A première vue, ces 6 époques sont donc totalement distinctes l’une de l’autre et les différents personnages ne semblent pas avoir le moindre lien entre eux. Et pourtant, plusieurs éléments les unissent parmi lesquels notamment une tache de naissance en forme de comète que tous les héros portent à différents endroits de leur corps. A la poitrine pour Adam Ewing, dans le bas du dos pour Robert Frobisher, à la clavicule pour Luisa Rey, à la cuisse pour Timothy Cavendish, dans le cou pour Sonmi-451 et enfin à l’arrière de la tête pour Zachry. Ce symbole, et le fait que tous les personnages principaux de chaque récit le portent, n’est évidemment pas sans signification, j’y reviendrai un peu plus tard.
Ensuite, un autre élément fait également la jonction entre les différentes époques, il s’agit du matériau qui informe chaque personnage du parcours de son prédécesseur. Ainsi, le journal de bord écrit par Adam Ewing dans le premier récit est trouvé et lu dans le second récit par Robert Frobisher, dont la correspondance épistolaire avec Rufus Sixsmith est à son tour lue dans le troisième récit par la journaliste Luisa Rey. L’enquête de cette journaliste arrive dans le quatrième récit sous forme de manuscrit dans les mains de l’éditeur Timothy Cavendish, dont les aventures sont découvertes dans le cinquième récit via un film par Sonmi-451, dont le message holographique enfin parvient dans l’ultime récit au sauvage Zachry. Un personnage qui, si on veut aller encore plus loin, transmet lui aussi son aventure aux générations futures par le biais d’une histoire.
Et les liens entre les personnages ne s’arrêtent pas là puisque leur parcours est aussi relativement similaire. En effet, chaque protagoniste est animé par un sentiment de révolte qui le pousse à s’engager dans une une lutte universelle du bien contre le mal.

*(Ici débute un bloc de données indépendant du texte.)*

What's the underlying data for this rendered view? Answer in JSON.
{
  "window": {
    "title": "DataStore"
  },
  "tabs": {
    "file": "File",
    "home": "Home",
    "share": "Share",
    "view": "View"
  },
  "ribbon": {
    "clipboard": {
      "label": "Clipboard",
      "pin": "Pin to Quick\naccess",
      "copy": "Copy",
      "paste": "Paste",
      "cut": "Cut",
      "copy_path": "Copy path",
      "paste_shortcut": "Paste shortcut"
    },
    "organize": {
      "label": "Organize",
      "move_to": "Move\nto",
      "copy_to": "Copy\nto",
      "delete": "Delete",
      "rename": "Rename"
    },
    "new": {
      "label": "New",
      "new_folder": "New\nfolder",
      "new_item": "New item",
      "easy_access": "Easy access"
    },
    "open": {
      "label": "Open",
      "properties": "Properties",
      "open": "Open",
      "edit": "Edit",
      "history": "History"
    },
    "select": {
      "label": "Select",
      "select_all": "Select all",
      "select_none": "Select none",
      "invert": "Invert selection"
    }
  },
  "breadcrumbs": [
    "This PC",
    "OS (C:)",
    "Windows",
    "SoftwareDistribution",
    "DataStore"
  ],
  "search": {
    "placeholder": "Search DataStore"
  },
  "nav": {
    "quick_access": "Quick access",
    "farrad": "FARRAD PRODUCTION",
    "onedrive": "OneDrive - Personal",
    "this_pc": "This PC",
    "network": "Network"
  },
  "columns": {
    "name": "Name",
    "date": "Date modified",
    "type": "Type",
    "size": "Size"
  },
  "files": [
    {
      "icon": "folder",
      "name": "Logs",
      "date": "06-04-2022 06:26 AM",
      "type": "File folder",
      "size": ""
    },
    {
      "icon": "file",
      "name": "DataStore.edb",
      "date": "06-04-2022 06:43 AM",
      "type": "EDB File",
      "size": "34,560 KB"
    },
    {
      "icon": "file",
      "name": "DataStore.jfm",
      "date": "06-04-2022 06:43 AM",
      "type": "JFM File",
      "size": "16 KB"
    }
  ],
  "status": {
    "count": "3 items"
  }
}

- Ainsi, en 1849, Adam Ewing se bat contre l’esclavage qui ronge la société. D’abord en venant en aide à l’esclave Autua qu’il rencontre lors de sa traversée du Pacifique. Et ensuite lorsqu’il décide, une fois revenu à San Francisco, de quitter les affaires familiales de son beau-père Haskell Moore (Hugo Weaving) pour rejoindre les abolitionnistes.
- En 1931, Robert Frobisher combat le fascisme qui transparaît au travers du personnage de Tadeusz Kesselring (Hugo Weaving), le confrère de Vyvyan Ayrs qui passe à Zedelghem écouter ses nouvelles compositions et qui se montre intolérant envers tout ce qui sort un tant soit peu de la normalité. Frobisher ayant une sexualité différente de la plupart des gens, il se trouve rapidement impliqué au cœur de cette lutte.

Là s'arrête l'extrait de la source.